Scientists feel an increasing pressure from society to stick to these rules. Being fully independent or at least the indicating clearly any competing interest and  interests of third parties is crucial to the credibility and use of scientific findings. These rules of conduct apply to all members of the scientific community, including students.

There are also various codes of conduct to which researchers and students must abide. You can find these at:

  • The Utrecht University list of codes (with among others the The Netherlands Code of Conduct for Academic Practice and the Code of Conduct for Scrupulous Academic Practice and Integrity)
  • Information on Fraud and Plagiarism at the UU student website
  • COPE: Code of conduct with rules for journal editors and publishers; these describe how editors should judge manuscripts. Many publishers have incorporated COPE into their practices.


Plagiarism is reusing material without giving the source

Within the law and according to citation rights you are allowed to cite texts without it being seen as plagiarism. However, if you do so without stating the source, you breach the codes of conduct in the academic community.

Why is plagiarism so harmful? There are several reasons:

  1.  You take advantage of somebody else's work (which makes your own status untruthful)
  2.  You deny others the advantages resulting from their own work being used (credits, citation scores)
  3. Obstructing the efficient progress of scholarship by
    • denying the readers information which allows them to evaluate what they have read (the earlier publication may have al low or high status)
    •  making it more difficult for the readers to perform replication research (especially in the case of data plagiarism)
    •  denying readers references to related literature, making it more difficult for them to see the work in its context
    •  wasting the time of readers (if they come across already known material or have to look for the original text)
  4. You deceive the buyers of the publication who think they are buying something they did not have before (especially when extensive plagiarism is involved)

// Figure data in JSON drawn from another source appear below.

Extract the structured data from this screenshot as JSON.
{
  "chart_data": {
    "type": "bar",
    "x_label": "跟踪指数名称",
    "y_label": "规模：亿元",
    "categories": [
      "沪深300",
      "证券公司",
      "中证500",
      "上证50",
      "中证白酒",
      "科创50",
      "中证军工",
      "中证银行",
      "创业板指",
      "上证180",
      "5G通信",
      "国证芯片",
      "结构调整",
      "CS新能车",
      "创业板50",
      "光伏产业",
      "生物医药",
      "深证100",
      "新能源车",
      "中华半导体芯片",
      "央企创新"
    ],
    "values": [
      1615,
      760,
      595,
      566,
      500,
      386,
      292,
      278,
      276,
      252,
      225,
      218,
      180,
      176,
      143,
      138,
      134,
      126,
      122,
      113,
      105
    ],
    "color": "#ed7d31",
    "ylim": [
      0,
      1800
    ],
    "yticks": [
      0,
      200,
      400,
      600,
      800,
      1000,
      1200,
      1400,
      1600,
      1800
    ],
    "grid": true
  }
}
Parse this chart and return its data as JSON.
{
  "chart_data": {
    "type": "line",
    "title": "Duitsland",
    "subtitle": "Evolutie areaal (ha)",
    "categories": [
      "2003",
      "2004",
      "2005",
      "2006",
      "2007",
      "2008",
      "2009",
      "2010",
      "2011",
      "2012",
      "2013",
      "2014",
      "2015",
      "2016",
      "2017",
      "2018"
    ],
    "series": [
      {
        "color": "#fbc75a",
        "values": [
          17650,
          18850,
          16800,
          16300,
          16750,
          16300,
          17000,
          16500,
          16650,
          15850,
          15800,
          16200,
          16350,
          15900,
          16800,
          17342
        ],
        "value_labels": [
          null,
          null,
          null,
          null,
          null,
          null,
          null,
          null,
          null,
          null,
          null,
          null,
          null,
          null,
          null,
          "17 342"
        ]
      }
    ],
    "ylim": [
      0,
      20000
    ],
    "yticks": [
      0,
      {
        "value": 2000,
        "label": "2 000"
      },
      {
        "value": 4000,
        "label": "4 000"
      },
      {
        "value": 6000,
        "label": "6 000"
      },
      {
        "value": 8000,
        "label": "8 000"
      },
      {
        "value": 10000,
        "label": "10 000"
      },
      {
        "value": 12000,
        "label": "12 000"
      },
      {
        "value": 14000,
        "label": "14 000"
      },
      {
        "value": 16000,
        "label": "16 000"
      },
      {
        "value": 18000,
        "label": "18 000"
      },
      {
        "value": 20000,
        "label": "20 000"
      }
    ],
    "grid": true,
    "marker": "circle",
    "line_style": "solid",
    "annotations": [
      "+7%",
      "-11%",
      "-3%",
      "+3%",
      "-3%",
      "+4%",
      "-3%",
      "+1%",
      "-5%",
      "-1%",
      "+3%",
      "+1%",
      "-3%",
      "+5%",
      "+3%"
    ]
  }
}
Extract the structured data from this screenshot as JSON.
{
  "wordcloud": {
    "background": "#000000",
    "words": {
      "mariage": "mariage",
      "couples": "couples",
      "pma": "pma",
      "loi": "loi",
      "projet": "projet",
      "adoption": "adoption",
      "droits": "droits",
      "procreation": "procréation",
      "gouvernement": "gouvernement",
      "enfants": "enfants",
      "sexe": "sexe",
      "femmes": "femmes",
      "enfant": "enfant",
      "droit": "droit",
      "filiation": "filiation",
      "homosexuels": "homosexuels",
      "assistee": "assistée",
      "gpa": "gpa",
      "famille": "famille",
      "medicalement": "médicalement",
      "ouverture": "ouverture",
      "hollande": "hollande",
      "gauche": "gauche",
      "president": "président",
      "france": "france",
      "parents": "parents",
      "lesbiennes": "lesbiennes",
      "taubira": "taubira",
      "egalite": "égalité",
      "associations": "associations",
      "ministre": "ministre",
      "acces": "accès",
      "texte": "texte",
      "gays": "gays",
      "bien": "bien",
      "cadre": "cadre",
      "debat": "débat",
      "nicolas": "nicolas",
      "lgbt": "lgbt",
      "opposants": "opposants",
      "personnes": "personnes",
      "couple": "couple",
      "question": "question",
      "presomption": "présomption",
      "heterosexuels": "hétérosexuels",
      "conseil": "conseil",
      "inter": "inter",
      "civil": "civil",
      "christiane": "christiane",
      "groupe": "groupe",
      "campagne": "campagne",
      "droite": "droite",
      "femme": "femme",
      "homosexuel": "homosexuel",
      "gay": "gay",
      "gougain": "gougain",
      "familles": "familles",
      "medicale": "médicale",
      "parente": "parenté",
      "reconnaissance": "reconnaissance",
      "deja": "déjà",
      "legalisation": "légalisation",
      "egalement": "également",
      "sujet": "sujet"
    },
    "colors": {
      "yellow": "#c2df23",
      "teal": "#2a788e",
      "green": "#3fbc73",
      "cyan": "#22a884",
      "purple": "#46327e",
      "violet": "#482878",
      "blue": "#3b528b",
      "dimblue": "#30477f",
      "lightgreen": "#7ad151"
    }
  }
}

There are many aspects to plagiarism:

  1.  Who is the author of the texts from which fragments are borrowed: others/you yourself/ you yourself + others
  2. What is the nature of the information included: text / data / gained insights
  3. From which part of the original publication is the information borrowed: from results/discussion/conclusion (more serious offence) / from other parts
  4. What is the scale of the information taken over (in terms of text); part of the sentence/entire sentence/ more than one sentence
  5. In what shape has the information been included: paraphrase/literally/literally between inverted commas/summary
  6.  What is the place or role of the included sections in the new publication: in results/discussion/conclusion (more serious offence) /  in another part

Combinations of all of these aspect result in hundreds of ways to commit plagiarism. Some rarely occur, others frequently. Some are more serious than others.

Some forms have a name of their own, such as self plagiarism for sections taken over without stating the source of which you yourself are (co)-author of the original text. If you are the only author of the original, reasons 1 & 2 mentioned above are not important, but reasons 3 & 4 still make it into a serious offence. If you are co-author, all four reasons turn it into culpable behaviour.

Some forms are still objectionable, even if references are included, for instance if you include or paraphrase large sections or if these take up a large part of the new publication (in terms of size or importance).

There are also offences which are not related to plagiarism, but are serious nevertheless, such as excessive self-citation, not for reasons of improving the text but only because you want to raise your citation scores.